18. Entire Agreement
This Agreement constitutes the whole of the agreement between the parties. You agree that you have not relied on any statement, representation, assurance or warranty made by any person (including a third party) in entering into this Agreement. This Agreement supersedes all prior or contemporaneous oral or written communications, proposals and representations between you and Octopus Deploy with respect to the Products or any other subject matter covered by this Agreement.
19. Force Majeure
Neither party is responsible or liable for any omission or delay under this Agreement where the omission or delay is caused by an event beyond the reasonable control of any party, including, but not limited to, act of God, natural disaster, war or invasion, terrorism or act of a public enemy, strikes and industrial disputes, embargo, prohibition, confiscation, act of government authority, or failure of telecommunications or data networks or services.
20. Law and Jurisdiction
Where either party may have a dispute or claim against the other party, each party:
(a) agrees that the Agreement shall be interpreted in accordance with the applicable laws of the State of California, USA, without reference to its conflict of laws principles from time to time;
(b) submits to the exclusive jurisdiction and venue of San Francisco, California, USA, and courts of appellate jurisdiction; and
(c) consents to the enforcement of any judgment of the courts of San Francisco, California, USA (and appellate courts) in any other jurisdiction.

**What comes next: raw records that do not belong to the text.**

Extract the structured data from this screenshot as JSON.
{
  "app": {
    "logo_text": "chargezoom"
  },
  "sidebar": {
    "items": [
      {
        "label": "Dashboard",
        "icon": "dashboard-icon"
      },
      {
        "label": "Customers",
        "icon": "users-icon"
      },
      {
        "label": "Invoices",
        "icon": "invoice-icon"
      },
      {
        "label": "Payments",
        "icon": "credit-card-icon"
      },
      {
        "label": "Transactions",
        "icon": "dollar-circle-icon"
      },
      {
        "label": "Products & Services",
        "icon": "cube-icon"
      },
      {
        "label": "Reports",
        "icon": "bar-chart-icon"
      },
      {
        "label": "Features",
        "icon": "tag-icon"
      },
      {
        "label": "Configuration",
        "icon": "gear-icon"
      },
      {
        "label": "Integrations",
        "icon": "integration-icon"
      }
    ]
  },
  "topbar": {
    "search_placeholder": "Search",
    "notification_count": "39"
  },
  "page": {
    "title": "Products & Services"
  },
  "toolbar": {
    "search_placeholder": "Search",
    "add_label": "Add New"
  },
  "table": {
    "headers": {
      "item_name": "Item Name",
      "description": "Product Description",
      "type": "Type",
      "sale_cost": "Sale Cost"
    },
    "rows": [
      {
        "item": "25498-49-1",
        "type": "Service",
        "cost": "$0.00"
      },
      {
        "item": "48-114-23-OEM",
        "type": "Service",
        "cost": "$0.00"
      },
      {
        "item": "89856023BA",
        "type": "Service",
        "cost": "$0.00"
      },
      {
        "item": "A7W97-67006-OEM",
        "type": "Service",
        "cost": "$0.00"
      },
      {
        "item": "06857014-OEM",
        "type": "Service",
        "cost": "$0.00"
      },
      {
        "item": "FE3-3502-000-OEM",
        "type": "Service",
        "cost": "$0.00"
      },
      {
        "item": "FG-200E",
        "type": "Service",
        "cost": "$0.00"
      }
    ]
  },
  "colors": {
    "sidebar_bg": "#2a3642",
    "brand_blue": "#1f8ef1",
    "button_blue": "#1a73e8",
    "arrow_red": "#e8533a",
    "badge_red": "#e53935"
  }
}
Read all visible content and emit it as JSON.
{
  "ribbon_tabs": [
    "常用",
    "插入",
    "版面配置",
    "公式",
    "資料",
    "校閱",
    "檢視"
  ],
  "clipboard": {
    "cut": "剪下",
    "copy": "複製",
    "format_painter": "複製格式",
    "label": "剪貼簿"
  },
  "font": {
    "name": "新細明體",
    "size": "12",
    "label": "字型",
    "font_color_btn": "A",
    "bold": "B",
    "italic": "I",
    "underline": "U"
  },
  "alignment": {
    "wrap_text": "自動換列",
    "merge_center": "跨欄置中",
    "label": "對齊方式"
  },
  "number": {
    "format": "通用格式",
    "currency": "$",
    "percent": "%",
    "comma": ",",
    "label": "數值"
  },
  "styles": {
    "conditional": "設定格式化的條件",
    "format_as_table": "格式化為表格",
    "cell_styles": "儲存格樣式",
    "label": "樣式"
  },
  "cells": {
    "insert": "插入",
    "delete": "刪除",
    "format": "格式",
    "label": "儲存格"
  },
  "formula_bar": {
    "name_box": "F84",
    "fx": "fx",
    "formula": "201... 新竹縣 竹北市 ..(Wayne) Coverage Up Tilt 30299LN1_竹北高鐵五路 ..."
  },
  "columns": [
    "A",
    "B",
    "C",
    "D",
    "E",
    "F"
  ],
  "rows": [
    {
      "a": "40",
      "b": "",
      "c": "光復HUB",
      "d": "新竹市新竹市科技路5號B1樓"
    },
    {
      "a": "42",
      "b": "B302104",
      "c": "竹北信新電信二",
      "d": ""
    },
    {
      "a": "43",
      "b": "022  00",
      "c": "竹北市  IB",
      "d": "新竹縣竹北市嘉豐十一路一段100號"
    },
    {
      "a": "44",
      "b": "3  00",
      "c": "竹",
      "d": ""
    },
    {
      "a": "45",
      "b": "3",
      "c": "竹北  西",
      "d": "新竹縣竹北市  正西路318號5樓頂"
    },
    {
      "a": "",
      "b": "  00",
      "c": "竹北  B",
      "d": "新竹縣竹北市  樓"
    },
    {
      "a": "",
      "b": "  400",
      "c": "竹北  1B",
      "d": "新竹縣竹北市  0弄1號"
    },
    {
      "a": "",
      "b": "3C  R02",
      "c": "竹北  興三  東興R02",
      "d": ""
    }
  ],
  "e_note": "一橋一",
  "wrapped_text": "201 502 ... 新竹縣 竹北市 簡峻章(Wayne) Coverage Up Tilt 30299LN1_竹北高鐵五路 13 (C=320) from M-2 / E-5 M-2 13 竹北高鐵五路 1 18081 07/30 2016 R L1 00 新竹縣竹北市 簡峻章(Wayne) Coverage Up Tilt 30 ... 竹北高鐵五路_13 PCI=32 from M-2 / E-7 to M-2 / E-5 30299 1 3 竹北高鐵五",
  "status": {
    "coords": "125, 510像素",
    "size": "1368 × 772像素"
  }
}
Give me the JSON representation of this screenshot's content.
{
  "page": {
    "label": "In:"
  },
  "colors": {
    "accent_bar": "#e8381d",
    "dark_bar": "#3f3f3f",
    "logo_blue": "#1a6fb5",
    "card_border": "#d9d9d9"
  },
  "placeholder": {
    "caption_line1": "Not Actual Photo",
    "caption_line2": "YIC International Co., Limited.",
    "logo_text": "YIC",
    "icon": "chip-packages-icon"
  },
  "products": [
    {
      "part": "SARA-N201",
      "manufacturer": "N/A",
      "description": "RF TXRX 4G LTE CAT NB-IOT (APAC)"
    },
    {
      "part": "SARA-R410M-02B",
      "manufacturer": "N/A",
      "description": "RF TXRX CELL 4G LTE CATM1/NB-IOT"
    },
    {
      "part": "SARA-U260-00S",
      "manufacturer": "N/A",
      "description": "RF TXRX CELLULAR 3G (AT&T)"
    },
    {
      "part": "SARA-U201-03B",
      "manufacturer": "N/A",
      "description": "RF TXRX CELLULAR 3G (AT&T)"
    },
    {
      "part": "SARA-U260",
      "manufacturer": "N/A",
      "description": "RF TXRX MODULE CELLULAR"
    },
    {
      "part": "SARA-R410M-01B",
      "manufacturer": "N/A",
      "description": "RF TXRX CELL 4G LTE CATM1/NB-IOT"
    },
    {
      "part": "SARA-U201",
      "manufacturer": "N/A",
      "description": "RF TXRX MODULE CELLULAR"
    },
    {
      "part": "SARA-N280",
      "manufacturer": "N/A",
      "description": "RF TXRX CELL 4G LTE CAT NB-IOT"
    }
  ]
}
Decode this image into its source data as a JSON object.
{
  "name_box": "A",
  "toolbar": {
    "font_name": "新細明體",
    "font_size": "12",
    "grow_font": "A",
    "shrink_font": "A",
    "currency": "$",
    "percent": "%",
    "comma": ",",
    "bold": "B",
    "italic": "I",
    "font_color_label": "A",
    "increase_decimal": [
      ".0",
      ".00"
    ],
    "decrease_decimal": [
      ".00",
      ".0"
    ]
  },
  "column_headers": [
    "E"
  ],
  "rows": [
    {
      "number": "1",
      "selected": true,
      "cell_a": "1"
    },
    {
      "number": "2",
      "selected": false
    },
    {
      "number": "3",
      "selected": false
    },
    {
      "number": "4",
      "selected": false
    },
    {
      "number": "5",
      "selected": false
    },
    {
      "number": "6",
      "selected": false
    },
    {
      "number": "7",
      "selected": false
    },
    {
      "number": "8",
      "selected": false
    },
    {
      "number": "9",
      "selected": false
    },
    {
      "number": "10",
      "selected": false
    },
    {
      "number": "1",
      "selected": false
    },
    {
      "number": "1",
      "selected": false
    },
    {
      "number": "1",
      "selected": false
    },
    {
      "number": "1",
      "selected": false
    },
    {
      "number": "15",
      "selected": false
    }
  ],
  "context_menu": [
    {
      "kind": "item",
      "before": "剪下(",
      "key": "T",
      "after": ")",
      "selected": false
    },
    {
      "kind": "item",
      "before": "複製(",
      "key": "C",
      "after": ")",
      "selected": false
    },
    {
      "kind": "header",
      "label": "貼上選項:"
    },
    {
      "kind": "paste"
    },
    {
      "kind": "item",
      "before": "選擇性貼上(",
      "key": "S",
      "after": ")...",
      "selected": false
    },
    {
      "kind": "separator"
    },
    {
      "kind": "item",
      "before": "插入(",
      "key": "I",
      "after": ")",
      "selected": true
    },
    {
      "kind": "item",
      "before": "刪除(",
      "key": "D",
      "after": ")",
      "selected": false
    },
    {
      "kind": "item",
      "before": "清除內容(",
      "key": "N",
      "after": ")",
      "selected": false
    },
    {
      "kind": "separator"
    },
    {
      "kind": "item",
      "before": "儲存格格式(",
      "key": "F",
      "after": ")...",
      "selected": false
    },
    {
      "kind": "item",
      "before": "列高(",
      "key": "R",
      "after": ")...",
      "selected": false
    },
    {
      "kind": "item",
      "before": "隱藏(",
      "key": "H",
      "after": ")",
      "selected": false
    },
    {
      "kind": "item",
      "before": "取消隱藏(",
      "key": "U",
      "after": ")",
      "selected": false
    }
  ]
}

In this Agreement, unless the context otherwise requires:
21.1. A reference to the singular includes the plural and the plural includes the singular.
21.2. A reference to any contract (including this Agreement) or other instrument includes any variation or replacement of it and as it may be assigned or novated.
21.3. A reference to a law includes subordinate legislation (including regulations) and other instruments under it and any amendment or replacement of any of them.
21.4. A reference to a person or entity includes an individual, a firm, a body corporate, a trust, an unincorporated association or an authority.
21.5. A reference to a person includes their legal personal representatives (including executors), administrators, successors, substitutes (including by way of novation) and permitted assigns.
21.6. A reference to a day or a month means a calendar day or calendar month.
21.7. No party enters into this Agreement as agent for any other person (or otherwise on their behalf or for their benefit).
21.8. The meaning of any general language is not restricted by any accompanying example, and the words “includes”, “including”, “such as”, “for example” or similar words are not words of limitation.
21.9. Headings and the table of contents are for convenience only and do not form part of this Agreement or affect its interpretation.
21.10. Where there are two or more persons in a party each are bound jointly and severally.